()“那,天上這幾顆星星作證,要是我赢了,就罰陳墨幫喬舍得搞衛生,擦黑闆、掃地、倒垃圾全都包括,是從現在到畢業的。”舍得的眼睛骨碌碌轉着,好像比天上的星星還要明亮。
“好,我答應,天上的星星作證,要是我輸了,就幫喬舍得搞衛生,一直到畢業,即時生效。”陳墨舉起右手對天發誓,好一副信誓旦旦的樣子。
“好,開始。”籃球在舍得手裏,趁着陳墨沒回過神的功夫,舍得飛身上籃,順利地赢了個頭彩,
“陳墨,你輸了。

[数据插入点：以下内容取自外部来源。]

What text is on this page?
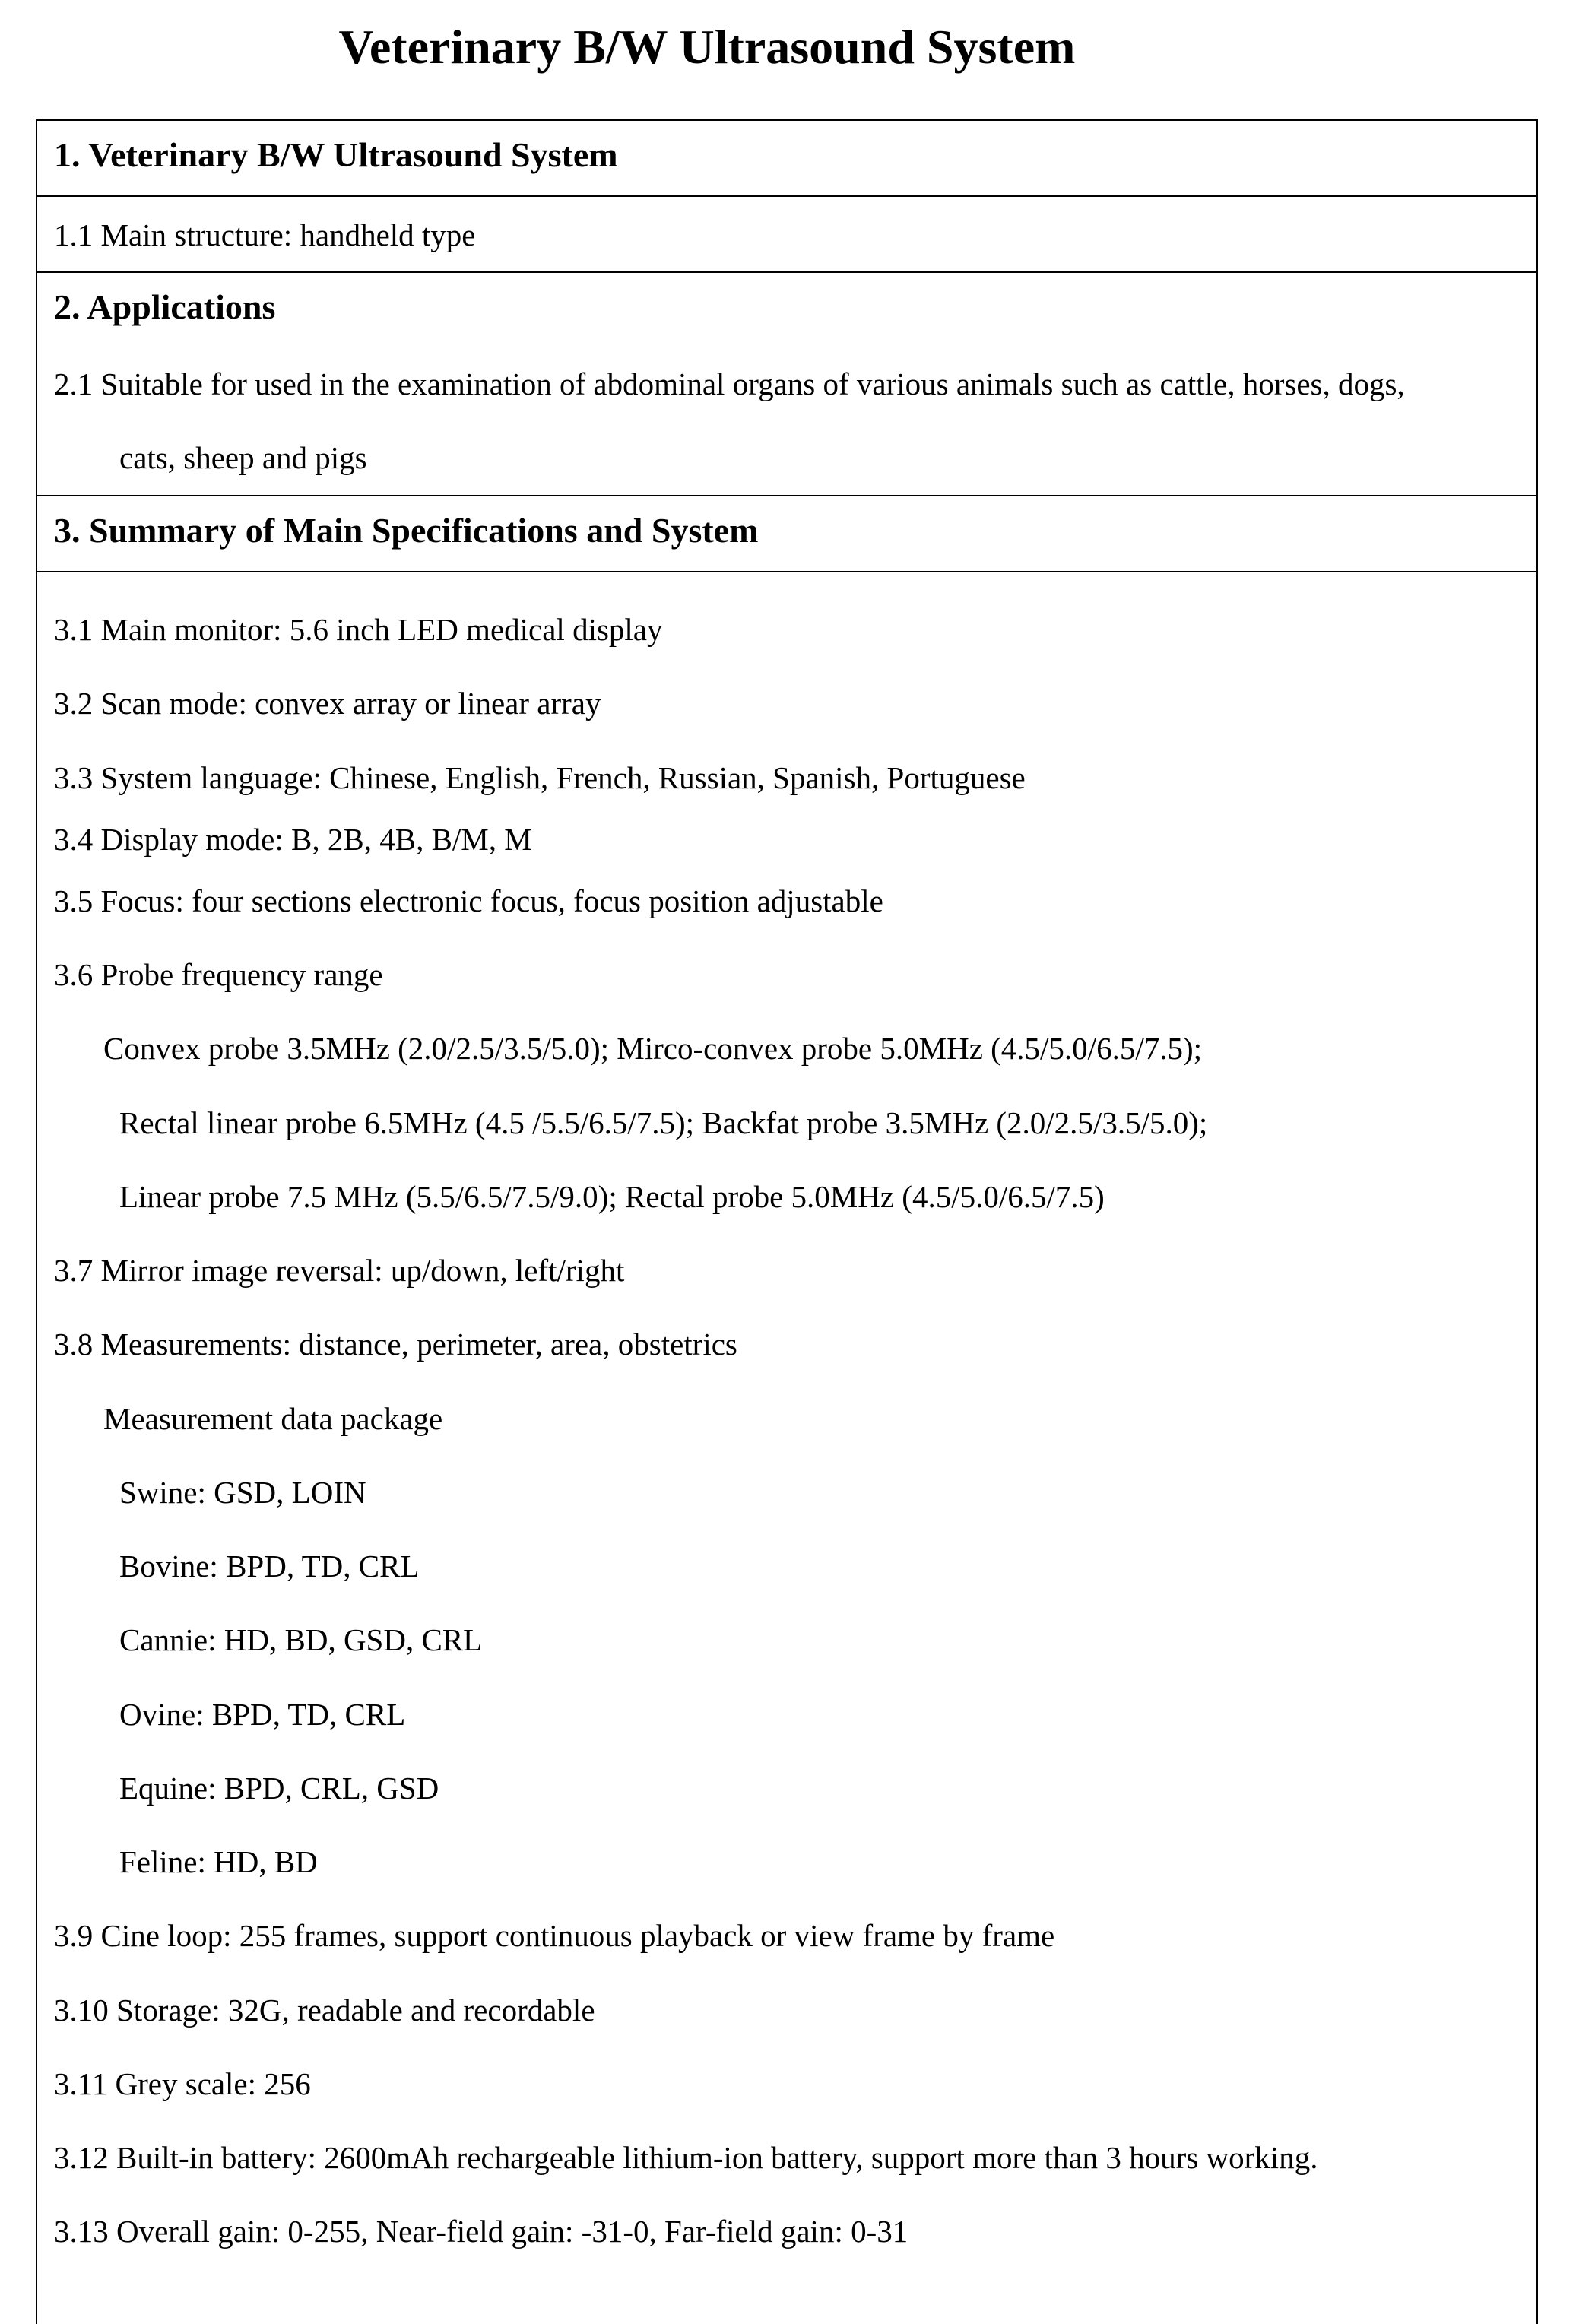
Veterinary B/W Ultrasound System
1. Veterinary B/W Ultrasound System
1.1 Main structure: handheld type
2. Applications
2.1 Suitable for used in the examination of abdominal organs of various animals such as cattle, horses, dogs,
cats, sheep and pigs
3. Summary of Main Specifications and System
3.1 Main monitor: 5.6 inch LED medical display
3.2 Scan mode: convex array or linear array
3.3 System language: Chinese, English, French, Russian, Spanish, Portuguese
3.4 Display mode: B, 2B, 4B, B/M, M
3.5 Focus: four sections electronic focus, focus position adjustable
3.6 Probe frequency range
Convex probe 3.5MHz (2.0/2.5/3.5/5.0); Mirco-convex probe 5.0MHz (4.5/5.0/6.5/7.5);
Rectal linear probe 6.5MHz (4.5 /5.5/6.5/7.5); Backfat probe 3.5MHz (2.0/2.5/3.5/5.0);
Linear probe 7.5 MHz (5.5/6.5/7.5/9.0); Rectal probe 5.0MHz (4.5/5.0/6.5/7.5)
3.7 Mirror image reversal: up/down, left/right
3.8 Measurements: distance, perimeter, area, obstetrics
Measurement data package
Swine: GSD, LOIN
Bovine: BPD, TD, CRL
Cannie: HD, BD, GSD, CRL
Ovine: BPD, TD, CRL
Equine: BPD, CRL, GSD
Feline: HD, BD
3.9 Cine loop: 255 frames, support continuous playback or view frame by frame
3.10 Storage: 32G, readable and recordable
3.11 Grey scale: 256
3.12 Built-in battery: 2600mAh rechargeable lithium-ion battery, support more than 3 hours working.
3.13 Overall gain: 0-255, Near-field gain: -31-0, Far-field gain: 0-31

”
“你使詐。”陳墨大叫,原來是被算計了呀,真是冤枉,比窦娥還要冤枉,“我還沒有準備好。”
“怎麽可能,我說我們比賽之後你就說好啊,對不對?”
“是啊。”
“這就對了,你承認就好,明明已經說好了,現在又說沒有準備好,這就是自相矛盾了,也就是說你不講理了。陳墨,這不是你的風格,男子漢大丈夫,願賭服輸!”舍得叽裏咕噜的說了這幾句話,明明就是強詞奪理,可偏偏讓陳墨說不出話來。

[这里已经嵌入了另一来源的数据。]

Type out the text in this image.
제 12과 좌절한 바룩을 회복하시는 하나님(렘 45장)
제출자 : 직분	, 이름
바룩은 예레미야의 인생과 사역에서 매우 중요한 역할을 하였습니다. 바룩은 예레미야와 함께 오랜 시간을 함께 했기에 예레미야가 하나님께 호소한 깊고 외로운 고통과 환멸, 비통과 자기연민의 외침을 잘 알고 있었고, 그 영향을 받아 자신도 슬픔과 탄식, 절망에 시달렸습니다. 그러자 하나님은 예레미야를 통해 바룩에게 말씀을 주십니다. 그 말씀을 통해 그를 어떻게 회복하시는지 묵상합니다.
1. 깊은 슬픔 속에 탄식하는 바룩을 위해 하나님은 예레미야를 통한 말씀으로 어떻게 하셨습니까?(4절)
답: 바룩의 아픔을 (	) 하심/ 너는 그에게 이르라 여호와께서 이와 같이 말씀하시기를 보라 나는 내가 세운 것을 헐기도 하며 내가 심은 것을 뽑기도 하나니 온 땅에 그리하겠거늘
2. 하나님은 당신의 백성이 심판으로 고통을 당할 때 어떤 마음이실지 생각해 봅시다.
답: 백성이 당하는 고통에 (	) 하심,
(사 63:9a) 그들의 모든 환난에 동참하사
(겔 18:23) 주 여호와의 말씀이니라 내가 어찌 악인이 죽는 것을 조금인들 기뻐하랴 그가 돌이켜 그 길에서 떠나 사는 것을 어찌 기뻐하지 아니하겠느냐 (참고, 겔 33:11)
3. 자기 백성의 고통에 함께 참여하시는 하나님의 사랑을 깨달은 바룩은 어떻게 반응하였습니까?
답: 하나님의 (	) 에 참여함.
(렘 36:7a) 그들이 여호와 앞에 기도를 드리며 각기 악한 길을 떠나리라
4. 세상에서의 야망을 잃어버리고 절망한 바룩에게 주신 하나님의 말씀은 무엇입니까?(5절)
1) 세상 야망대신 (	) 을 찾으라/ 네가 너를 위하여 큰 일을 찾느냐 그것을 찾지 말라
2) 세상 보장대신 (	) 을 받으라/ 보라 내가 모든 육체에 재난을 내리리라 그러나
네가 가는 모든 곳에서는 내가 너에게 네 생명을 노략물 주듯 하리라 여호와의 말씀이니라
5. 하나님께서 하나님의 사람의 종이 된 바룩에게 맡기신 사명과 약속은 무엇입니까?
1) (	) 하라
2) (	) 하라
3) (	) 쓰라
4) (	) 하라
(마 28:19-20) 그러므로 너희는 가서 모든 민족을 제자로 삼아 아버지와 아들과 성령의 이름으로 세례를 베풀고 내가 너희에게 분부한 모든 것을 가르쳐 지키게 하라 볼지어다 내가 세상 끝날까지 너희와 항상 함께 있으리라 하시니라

“我輸的很冤枉。”陳墨倒抽了一口氣,仿佛秀才遇到兵,有理都說不清了。
“可是我赢得很坦然。”說完話,舍得抱着籃球轉身就走,見好就收一向是她的原則,這樣才能永遠立于不敗之地。
“就這麽走了?”陳墨看着她的背影無奈的說。
“是啊,不然怎樣,現在是晚自習時間,等會兒老師們就要散會了,你是無所謂了,可我不行,我可不想被點名,我可是遵紀守法的好學生。”舍得的腳步加快,方才的那點兒煩悶早就被陳墨這一通打岔趕到九霄雲外去了,想來陳墨被舍得捉弄已經不是一次兩次了,可他性情溫厚,從來都不放在心上。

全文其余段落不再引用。